Bassi livelli di Vitamina K e disabilità nell’anziano.

In un recente studio pubblicato su “Journal of Gerontology: Medical Sciences”, un gruppo di ricercatori della Human Nutrition Research Center on Aging, dell’University di Boston (Usa), gli autori hanno dimostrato che un deficit di vitamina K può essere messo in relazione con un maggior rischio limitazioni funzionali nel movimento e con disabilità in soggetti anziani.

La vitamina K, una sostanza che si trova in molti cibi, principalmente pomodori e verdure a foglia verde come spinaci, cavoli, cime di rapa, ma anche nella soia, nalla carne e in alcuni latticini, viene assorbita a livello intestinale e accumulata nel fegato e svolge un importante ruolo nella coagulazione del sangue e nel metabolismo osseo. Nonostante il fabbisogno di vitamina K è normalmente soddisfatto da una dieta normale, possono verificarsi carenze a seguito, per esempio, di patologie intestinali o prolungate terapie ad esempio con antiobiotici.

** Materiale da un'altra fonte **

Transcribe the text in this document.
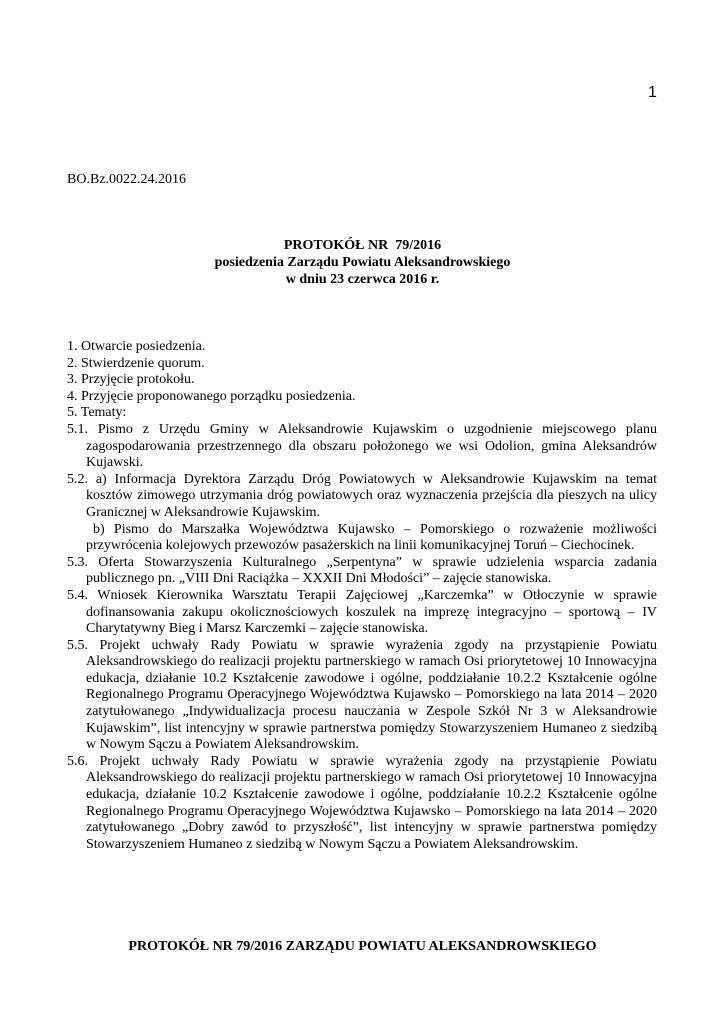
1
BO.Bz.0022.24.2016
PROTOKÓŁ NR  79/2016
posiedzenia Zarządu Powiatu Aleksandrowskiego
w dniu 23 czerwca 2016 r.
1. Otwarcie posiedzenia.
2. Stwierdzenie quorum.
3. Przyjęcie protokołu.
4. Przyjęcie proponowanego porządku posiedzenia.
5. Tematy:
5.1. Pismo z Urzędu Gminy w Aleksandrowie Kujawskim o uzgodnienie miejscowego planu zagospodarowania przestrzennego dla obszaru położonego we wsi Odolion, gmina Aleksandrów Kujawski.
5.2. a) Informacja Dyrektora Zarządu Dróg Powiatowych w Aleksandrowie Kujawskim na temat kosztów zimowego utrzymania dróg powiatowych oraz wyznaczenia przejścia dla pieszych na ulicy Granicznej w Aleksandrowie Kujawskim.
b) Pismo do Marszałka Województwa Kujawsko – Pomorskiego o rozważenie możliwości przywrócenia kolejowych przewozów pasażerskich na linii komunikacyjnej Toruń – Ciechocinek.
5.3. Oferta Stowarzyszenia Kulturalnego „Serpentyna” w sprawie udzielenia wsparcia zadania publicznego pn. „VIII Dni Raciążka – XXXII Dni Młodości” – zajęcie stanowiska.
5.4. Wniosek Kierownika Warsztatu Terapii Zajęciowej „Karczemka” w Otłoczynie w sprawie dofinansowania zakupu okolicznościowych koszulek na imprezę integracyjno – sportową – IV Charytatywny Bieg i Marsz Karczemki – zajęcie stanowiska.
5.5. Projekt uchwały Rady Powiatu w sprawie wyrażenia zgody na przystąpienie Powiatu Aleksandrowskiego do realizacji projektu partnerskiego w ramach Osi priorytetowej 10 Innowacyjna edukacja, działanie 10.2 Kształcenie zawodowe i ogólne, poddziałanie 10.2.2 Kształcenie ogólne Regionalnego Programu Operacyjnego Województwa Kujawsko – Pomorskiego na lata 2014 – 2020 zatytułowanego „Indywidualizacja procesu nauczania w Zespole Szkół Nr 3 w Aleksandrowie Kujawskim”, list intencyjny w sprawie partnerstwa pomiędzy Stowarzyszeniem Humaneo z siedzibą w Nowym Sączu a Powiatem Aleksandrowskim.
5.6. Projekt uchwały Rady Powiatu w sprawie wyrażenia zgody na przystąpienie Powiatu Aleksandrowskiego do realizacji projektu partnerskiego w ramach Osi priorytetowej 10 Innowacyjna edukacja, działanie 10.2 Kształcenie zawodowe i ogólne, poddziałanie 10.2.2 Kształcenie ogólne Regionalnego Programu Operacyjnego Województwa Kujawsko – Pomorskiego na lata 2014 – 2020 zatytułowanego „Dobry zawód to przyszłość”, list intencyjny w sprawie partnerstwa pomiędzy Stowarzyszeniem Humaneo z siedzibą w Nowym Sączu a Powiatem Aleksandrowskim.
PROTOKÓŁ NR 79/2016 ZARZĄDU POWIATU ALEKSANDROWSKIEGO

“La vitamina K è stata implicata in malattie croniche associate ad un aumentato rischio di disabilità motoria, come l’artrosi e le malattie cardiovascolari.” – scrivono gli autori nello studio – “Tuttavia, l’associazione tra i livelli di vitamina K e la disabilità motoria non ancora è nota”. I ricercatori hanno pertanto esaminato l’associazione tra lo stato di vitamina K e le disabilità della mobilità negli studi sulla salute, l’invecchiamento e la composizione corporea.

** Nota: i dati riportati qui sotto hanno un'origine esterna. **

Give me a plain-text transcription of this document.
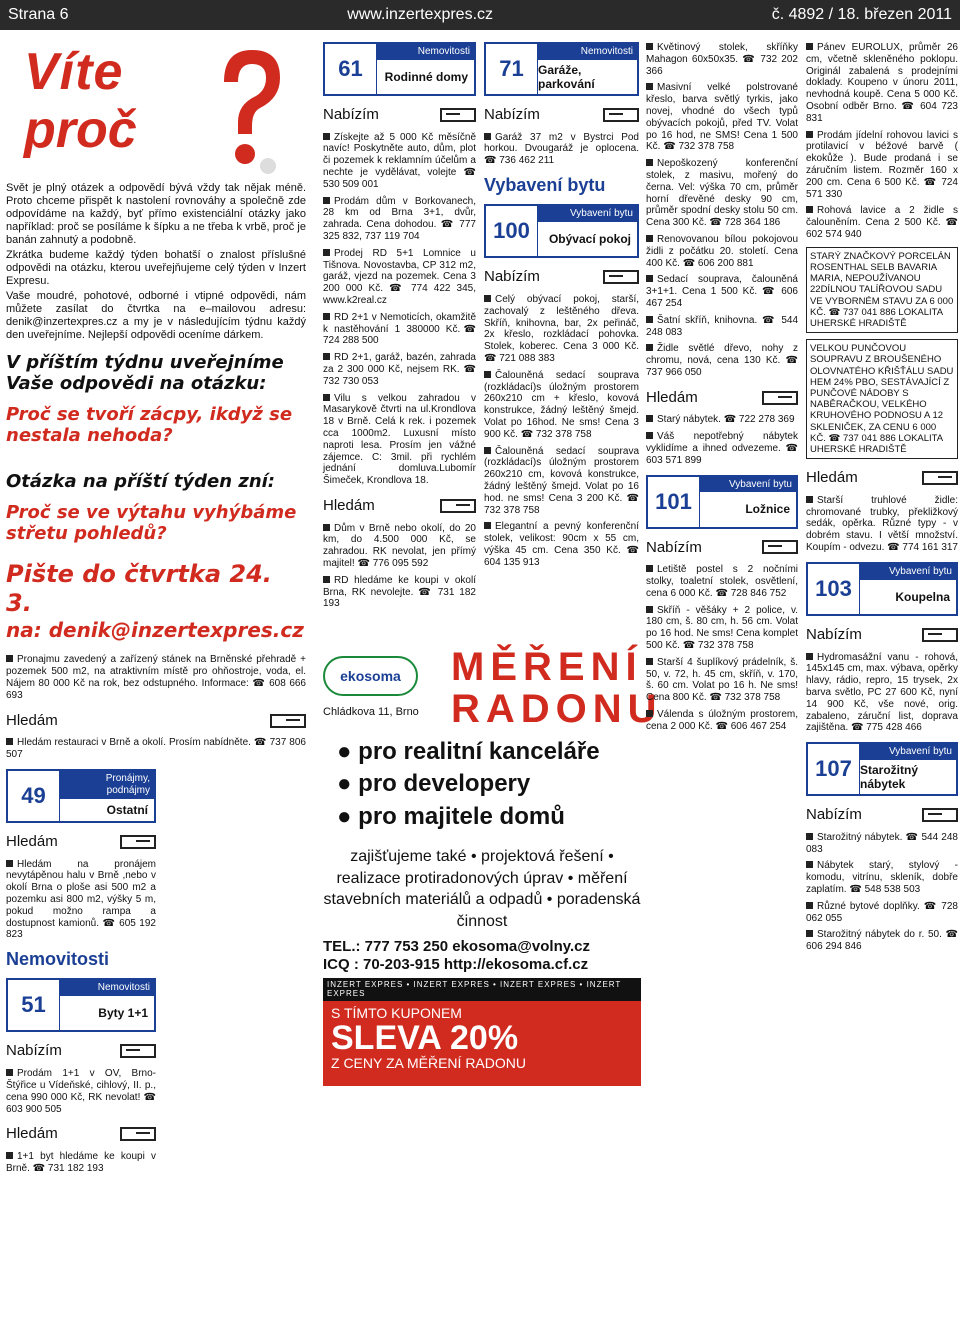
Strana 6	www.inzertexpres.cz	č. 4892 / 18. březen 2011
Víte
proč

Svět je plný otázek a odpovědí bývá vždy tak nějak méně. Proto chceme přispět k nastolení rovnováhy a společně zde odpovídáme na každý, byť přímo existenciální otázky jako například: proč se posíláme k šípku a ne třeba k vrbě, proč je banán zahnutý a podobně.

Zkrátka budeme každý týden bohatší o znalost příslušné odpovědi na otázku, kterou uveřejňujeme celý týden v Inzert Expresu.

Vaše moudré, pohotové, odborné i vtipné odpovědi, nám můžete zasílat do čtvrtka na e–mailovou adresu: denik@inzertexpres.cz a my je v následujícím týdnu každý den uveřejníme. Nejlepší odpovědi oceníme dárkem.

V příštím týdnu uveřejníme Vaše odpovědi na otázku:
Proč se tvoří zácpy, ikdyž se nestala nehoda?
Otázka na příští týden zní:
Proč se ve výtahu vyhýbáme střetu pohledů?
Pište do čtvrtka 24. 3.
na: denik@inzertexpres.cz

Pronajmu zavedený a zařízený stánek na Brněnské přehradě + pozemek 500 m2, na atraktivním místě pro ohňostroje, voda, el. Nájem 80 000 Kč na rok, bez odstupného. Informace: ☎ 608 666 693

Hledám

Hledám restauraci v Brně a okolí. Prosím nabídněte. ☎ 737 806 507

49
Pronájmy, podnájmy
Ostatní
Hledám

Hledám na pronájem nevytápěnou halu v Brně ,nebo v okolí Brna o ploše asi 500 m2 a pozemku asi 800 m2, výšky 5 m, pokud možno rampa a dostupnost kamionů. ☎ 605 192 823

Nemovitosti
51
Nemovitosti
Byty 1+1
Nabízím

Prodám 1+1 v OV, Brno-Štýřice u Vídeňské, cihlový, II. p., cena 990 000 Kč, RK nevolat! ☎ 603 900 505

Hledám

1+1 byt hledáme ke koupi v Brně. ☎ 731 182 193

61
Nemovitosti
Rodinné domy
Nabízím

Získejte až 5 000 Kč měsíčně navíc! Poskytněte auto, dům, plot či pozemek k reklamním účelům a nechte je vydělávat, volejte ☎ 530 509 001

Prodám dům v Borkovanech, 28 km od Brna 3+1, dvůr, zahrada. Cena dohodou. ☎ 777 325 832, 737 119 704

Prodej RD 5+1 Lomnice u Tišnova. Novostavba, CP 312 m2, garáž, vjezd na pozemek. Cena 3 200 000 Kč. ☎ 774 422 345, www.k2real.cz

RD 2+1 v Nemoticích, okamžitě k nastěhování 1 380000 Kč.☎ 724 288 500

RD 2+1, garáž, bazén, zahrada za 2 300 000 Kč, nejsem RK. ☎ 732 730 053

Vilu s velkou zahradou v Masarykově čtvrti na ul.Krondlova 18 v Brně. Celá k rek. i pozemek cca 1000m2. Luxusní místo naproti lesa. Prosím jen vážné zájemce. C: 3mil. při rychlém jednání domluva.Lubomír Šimeček, Krondlova 18.

Hledám

Dům v Brně nebo okolí, do 20 km, do 4.500 000 Kč, se zahradou. RK nevolat, jen přímý majitel! ☎ 776 095 592

RD hledáme ke koupi v okolí Brna, RK nevolejte. ☎ 731 182 193

71
Nemovitosti
Garáže, parkování
Nabízím

Garáž 37 m2 v Bystrci Pod horkou. Dvougaráž je oplocena. ☎ 736 462 211

Vybavení bytu
100
Vybavení bytu
Obývací pokoj
Nabízím

Celý obývací pokoj, starší, zachovalý z leštěného dřeva. Skříň, knihovna, bar, 2x peřináč, 2x křeslo, rozkládací pohovka. Stolek, koberec. Cena 3 000 Kč. ☎ 721 088 383

Čalouněná sedací souprava (rozkládací)s úložným prostorem 260x210 cm + křeslo, kovová konstrukce, žádný leštěný šmejd. Volat po 16hod. Ne sms! Cena 3 900 Kč. ☎ 732 378 758

Čalouněná sedací souprava (rozkládací)s úložným prostorem 260x210 cm, kovová konstrukce, žádný leštěný šmejd. Volat po 16 hod. ne sms! Cena 3 200 Kč. ☎ 732 378 758

Elegantní a pevný konferenční stolek, velikost: 90cm x 55 cm, výška 45 cm. Cena 350 Kč. ☎ 604 135 913

MĚŘENÍ RADONU
ekosoma
Chládkova 11, Brno
● pro realitní kanceláře
● pro developery
● pro majitele domů
zajišťujeme také • projektová řešení • realizace protiradonových úprav • měření stavebních materiálů a odpadů • poradenská činnost
TEL.: 777 753 250 ekosoma@volny.cz
ICQ : 70-203-915 http://ekosoma.cf.cz
INZERT EXPRES • INZERT EXPRES • INZERT EXPRES • INZERT EXPRES
S TÍMTO KUPONEM
SLEVA 20%
Z CENY ZA MĚŘENÍ RADONU

Květinový stolek, skříňky Mahagon 60x50x35. ☎ 732 202 366

Masivní velké polstrované křeslo, barva světlý tyrkis, jako novej, vhodné do všech typů obývacích pokojů, před TV. Volat po 16 hod, ne SMS! Cena 1 500 Kč. ☎ 732 378 758

Nepoškozený konferenční stolek, z masivu, mořený do černa. Vel: výška 70 cm, průměr horní dřevěné desky 90 cm, průměr spodní desky stolu 50 cm. Cena 300 Kč. ☎ 728 364 186

Renovovanou bílou pokojovou židli z počátku 20. století. Cena 400 Kč. ☎ 606 200 881

Sedací souprava, čalouněná 3+1+1. Cena 1 500 Kč. ☎ 606 467 254

Šatní skříň, knihovna. ☎ 544 248 083

Židle světlé dřevo, nohy z chromu, nová, cena 130 Kč. ☎ 737 966 050

Hledám

Starý nábytek. ☎ 722 278 369

Váš nepotřebný nábytek vyklidíme a ihned odvezeme. ☎ 603 571 899

101
Vybavení bytu
Ložnice
Nabízím

Letiště postel s 2 nočními stolky, toaletní stolek, osvětlení, cena 6 000 Kč. ☎ 728 846 752

Skříň - věšáky + 2 police, v. 180 cm, š. 80 cm, h. 56 cm. Volat po 16 hod. Ne sms! Cena komplet 500 Kč. ☎ 732 378 758

Starší 4 šuplíkový prádelník, š. 50, v. 72, h. 45 cm, skříň, v. 170, š. 60 cm. Volat po 16 h. Ne sms! Cena 800 Kč. ☎ 732 378 758

Válenda s úložným prostorem, cena 2 000 Kč. ☎ 606 467 254

Pánev EUROLUX, průměr 26 cm, včetně skleněného poklopu. Originál zabalená s prodejními doklady. Koupeno v únoru 2011, nevhodná koupě. Cena 5 000 Kč. Osobní odběr Brno. ☎ 604 723 831

Prodám jídelní rohovou lavici s protilavicí v béžové barvě ( ekokůže ). Bude prodaná i se záručním listem. Rozměr 160 x 200 cm. Cena 6 500 Kč. ☎ 724 571 330

Rohová lavice a 2 židle s čalouněním. Cena 2 500 Kč. ☎ 602 574 940

STARÝ ZNAČKOVÝ PORCELÁN ROSENTHAL SELB BAVARIA MARIA, NEPOUŽÍVANOU 22DÍLNOU TALÍŘOVOU SADU VE VYBORNÉM STAVU ZA 6 000 KČ. ☎ 737 041 886 LOKALITA UHERSKÉ HRADIŠTĚ
VELKOU PUNČOVOU SOUPRAVU Z BROUŠENÉHO OLOVNATÉHO KŘIŠŤÁLU SADU HEM 24% PBO, SESTÁVAJÍCÍ Z PUNČOVÉ NÁDOBY S NABĚRAČKOU, VELKÉHO KRUHOVÉHO PODNOSU A 12 SKLENIČEK, ZA CENU 6 000 KČ. ☎ 737 041 886 LOKALITA UHERSKÉ HRADIŠTĚ
Hledám

Starší truhlové židle: chromované trubky, překližkový sedák, opěrka. Různé typy - v dobrém stavu. I větší množství. Koupím - odvezu. ☎ 774 161 317

103
Vybavení bytu
Koupelna
Nabízím

Hydromasážní vanu - rohová, 145x145 cm, max. výbava, opěrky hlavy, rádio, repro, 15 trysek, 2x barva světlo, PC 27 600 Kč, nyní 14 900 Kč, vše nové, orig. zabaleno, záruční list, doprava zajištěna. ☎ 775 428 466

107
Vybavení bytu
Starožitný nábytek
Nabízím

Starožitný nábytek. ☎ 544 248 083

Nábytek starý, stylový - komodu, vitrínu, skleník, dobře zaplatím. ☎ 548 538 503

Různé bytové doplňky. ☎ 728 062 055

Starožitný nábytek do r. 50. ☎ 606 294 846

Lo studio ha coinvolto un gruppo di 635 uomini e 688 donne tra 70 e 79 anni d’età, selezionati dallo studio Health, Aging, and Body Composition (Health ABC). I ricercatori hanno utilizzato due biomarkers: il livello circolante di vitamina K (fillochinone) e una misura funzionale di vitamina K (plasma ucMGP). La mobilità dei soggetti è stata valutata ogni sei mesi per sei-dieci anni attraverso visite e interviste remote.

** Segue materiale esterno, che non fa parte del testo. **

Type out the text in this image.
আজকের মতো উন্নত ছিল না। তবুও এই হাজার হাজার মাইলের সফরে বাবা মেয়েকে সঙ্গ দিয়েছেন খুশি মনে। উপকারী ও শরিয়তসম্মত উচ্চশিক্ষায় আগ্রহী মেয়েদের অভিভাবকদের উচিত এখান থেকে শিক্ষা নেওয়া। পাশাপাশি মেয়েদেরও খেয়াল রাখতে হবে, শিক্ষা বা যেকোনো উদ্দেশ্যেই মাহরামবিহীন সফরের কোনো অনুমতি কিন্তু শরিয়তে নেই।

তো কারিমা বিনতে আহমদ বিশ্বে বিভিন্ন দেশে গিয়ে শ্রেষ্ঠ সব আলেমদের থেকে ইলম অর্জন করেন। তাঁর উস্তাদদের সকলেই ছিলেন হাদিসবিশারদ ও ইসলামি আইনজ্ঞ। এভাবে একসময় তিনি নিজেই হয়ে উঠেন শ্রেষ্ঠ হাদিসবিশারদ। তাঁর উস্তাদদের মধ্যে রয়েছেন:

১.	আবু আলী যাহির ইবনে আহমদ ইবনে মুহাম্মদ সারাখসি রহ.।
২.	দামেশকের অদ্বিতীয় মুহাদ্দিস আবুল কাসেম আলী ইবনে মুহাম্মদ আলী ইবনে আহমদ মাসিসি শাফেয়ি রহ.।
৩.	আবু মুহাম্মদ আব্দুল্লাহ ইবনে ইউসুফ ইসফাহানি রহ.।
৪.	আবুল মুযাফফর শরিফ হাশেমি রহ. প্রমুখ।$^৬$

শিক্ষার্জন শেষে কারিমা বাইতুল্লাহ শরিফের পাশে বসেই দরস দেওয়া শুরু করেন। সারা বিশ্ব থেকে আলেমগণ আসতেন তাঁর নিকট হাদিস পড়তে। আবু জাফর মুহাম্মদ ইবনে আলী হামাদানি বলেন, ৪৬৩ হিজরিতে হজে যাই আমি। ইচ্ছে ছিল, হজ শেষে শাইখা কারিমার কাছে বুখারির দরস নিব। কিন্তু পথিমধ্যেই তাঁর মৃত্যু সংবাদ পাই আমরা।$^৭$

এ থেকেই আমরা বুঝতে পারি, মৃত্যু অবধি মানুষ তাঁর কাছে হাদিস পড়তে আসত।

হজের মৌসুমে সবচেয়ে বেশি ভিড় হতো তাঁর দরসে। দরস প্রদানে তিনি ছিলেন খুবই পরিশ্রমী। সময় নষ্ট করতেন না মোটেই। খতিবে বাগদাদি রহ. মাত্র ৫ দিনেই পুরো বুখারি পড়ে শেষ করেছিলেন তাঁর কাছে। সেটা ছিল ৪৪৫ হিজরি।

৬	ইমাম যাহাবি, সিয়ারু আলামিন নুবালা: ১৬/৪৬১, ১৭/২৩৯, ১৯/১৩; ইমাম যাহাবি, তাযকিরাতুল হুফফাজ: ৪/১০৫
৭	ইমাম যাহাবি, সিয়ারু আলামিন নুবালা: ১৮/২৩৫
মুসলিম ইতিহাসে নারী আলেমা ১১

E’ risultato dallo studio, che i partecipanti con livelli di fillochinone plasmatico (Vitamina K) inferiore a 0,5 nmol/L avevano maggiori probabilità di sviluppare limitazione della mobilità e disabilità rispetto a quelli con almeno 1,0 nmol/L (HR (95% CI) mobilità: 1,27 (1,05-1,53), disabilità: 1,34 (1,01-1,76)).

“I nostri risultati” – concludono gli autori dello studio – “suggeriscono che la vitamina K potrebbe essere coinvolta nel processo di sviluppo di disabilità motoria in età avanzata”.

Questi nuovi studi aprono nuovi possibili implicazioni in merito a problematiche legate alla carenza di Vitamina K, una vitamina che sta diventando sempre più studiata recentemente.

Articolo originale: “Vitamin K Status and Mobility Limitation and Disability in Older Adults: The Health, Aging, and Body Composition Study“, The Journals of Gerontology: Series A, glz108.